You may use the adjacency matrix approach found in the text book, or you may use a set of Towns and a set of Roads. The ShortestPath algorithm typically uses a weighted graph which means that the edges have a weight, and this is used to determine the shortest path. For this implementation, each weight will be the distance of the road in miles.

The Data Manager - implements TownGraphManagerInterface

Your TownGraphManager will hold an object of your Graph. Implement the TownGraphManagerInterface. There are methods to populate the graph (reading from a text file), add a town (vertices), add a road (edge), list all towns and all roads, and list towns adjacent to a given town.

Your solution will find the shortest path from a start town to a destination town. It will account for the possibility of a disjoint graph (i.e., not all vertices can be reached from all other vertices.)

You may add any methods as needed for your design.

Populating the Data Structure

You will be reading from a data file. You are provided with two sample files: MD Towns.txt and US Towns.txt along with two PowerPoint slides showing these graphs. The Towns.txt files hold the information for the individual Towns and Roads, and is in the following format:

road-name,miles;town-name; town-name

For example:

I-94,282;Chicago;Detroit

Notice that the road-name and miles are separated by a comma, while the road information and the two towns are separated by semi-colons.

After reading these files, you will have an initial set of vertices and edges in your Graph.

The GUI

The GUI will have four sections: an Add Town section, an Add Road section, a Find Connection section, and an administration section. There will be four ComboBoxes each containing the same list of Towns. On startup the graph will be empty.

see image.

Add a Town Button

The user may add a new Town by typing its name in the textfield. If the textfield is blank when the Add Town button is selected, the GUI should show an error message. When a new Town is added, the TownGraphManager will add it to the graph, and the Town's name will be added to the four ComboBoxes.

Add a Road Button

To add a road, a town must be selected from each of the two ComboBoxes in the Add Road section, an integer distance entered, and a road name entered. When the Add Road button is selected, the edge is created and entered in the graph. see image.

Find Connection Button

Display all the available towns in the ComboBoxes (in alpha order by name). When the user selects the towns, display the name in the ComboBoxes. When the user selects the "Find Connection" button, the TownGraphManager's shortestPath method is called. The resulting list of roads connecting towns, and the distance along each road, is displayed in the text area. see image.

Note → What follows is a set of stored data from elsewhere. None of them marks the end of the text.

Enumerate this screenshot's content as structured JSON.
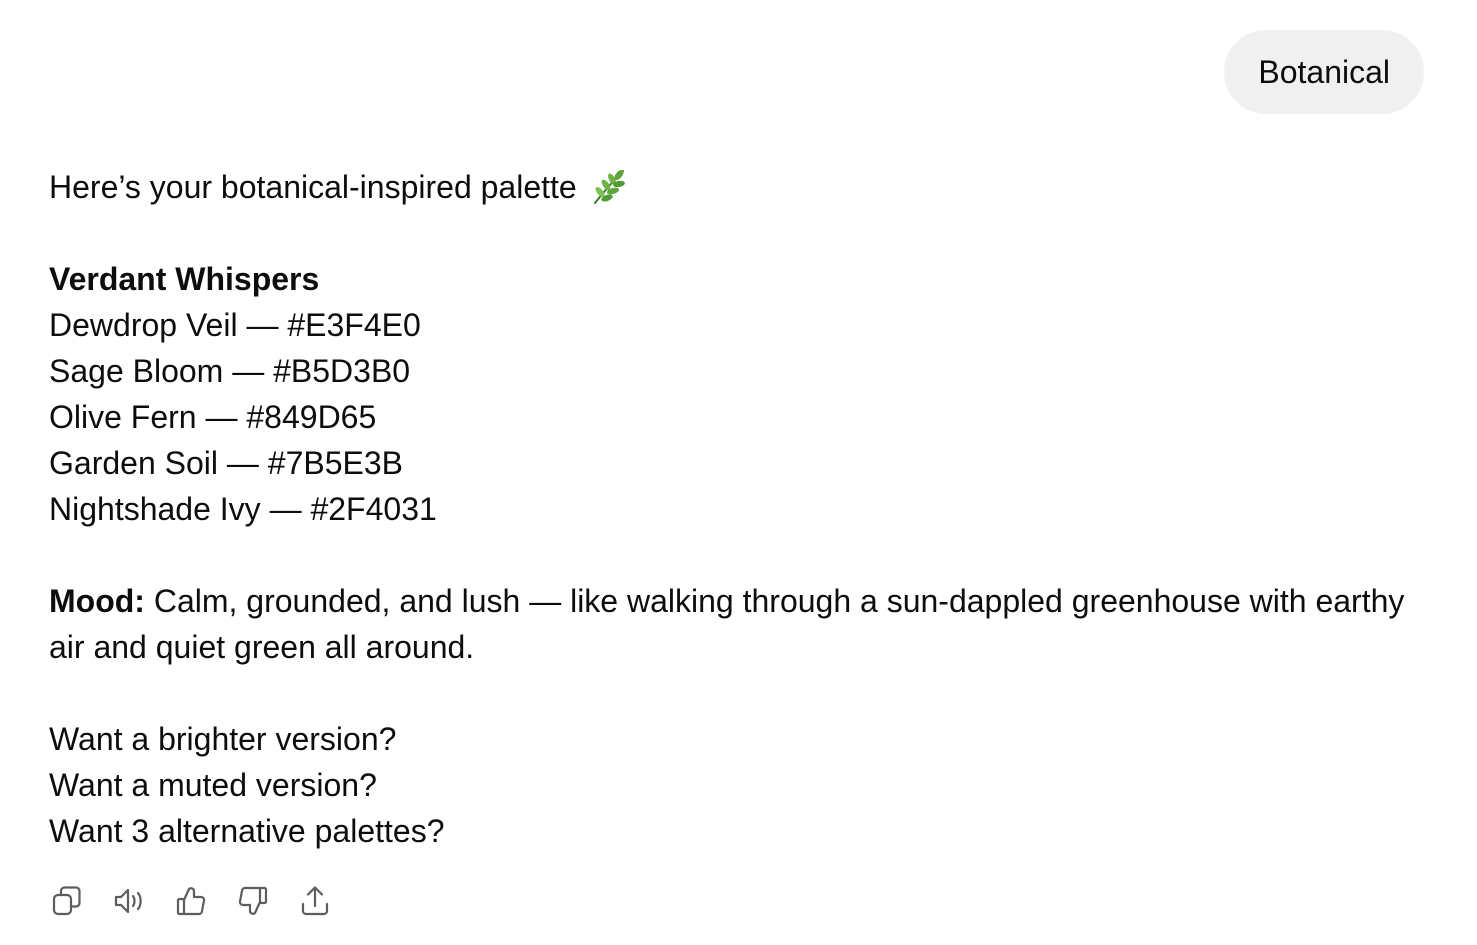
{
  "user_message": "Botanical",
  "assistant": {
    "intro": "Here’s your botanical-inspired palette",
    "intro_emoji": "herb-icon",
    "palette_name": "Verdant Whispers",
    "colors": [
      {
        "text": "Dewdrop Veil — #E3F4E0",
        "hex": "#E3F4E0"
      },
      {
        "text": "Sage Bloom — #B5D3B0",
        "hex": "#B5D3B0"
      },
      {
        "text": "Olive Fern — #849D65",
        "hex": "#849D65"
      },
      {
        "text": "Garden Soil — #7B5E3B",
        "hex": "#7B5E3B"
      },
      {
        "text": "Nightshade Ivy — #2F4031",
        "hex": "#2F4031"
      }
    ],
    "mood_label": "Mood:",
    "mood_text": " Calm, grounded, and lush — like walking through a sun-dappled greenhouse with earthy air and quiet green all around.",
    "followups": [
      "Want a brighter version?",
      "Want a muted version?",
      "Want 3 alternative palettes?"
    ]
  },
  "actions": [
    "copy-icon",
    "read-aloud-icon",
    "thumbs-up-icon",
    "thumbs-down-icon",
    "share-icon"
  ]
}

If the "source" town and destination town are the same, or if there is no route between the two, state that in the text area.

Read File Button

The Towns.txt files hold information for individual Towns and Roads, and is in the following format:

road-name,miles;town-name;town-name

For example:

I-94,282;Chicago;Detroit

Notice that the road-name and miles are separated by a comma, while the road information and the two towns are separated by semi-colons.

Exit Button

The program will terminate.

The JUnit Test Classes

Implement the STUDENT test in GraphTest and TownGraphManagerTest. Create a JUnit test for your Road and Town classes. Include your test files with your code files.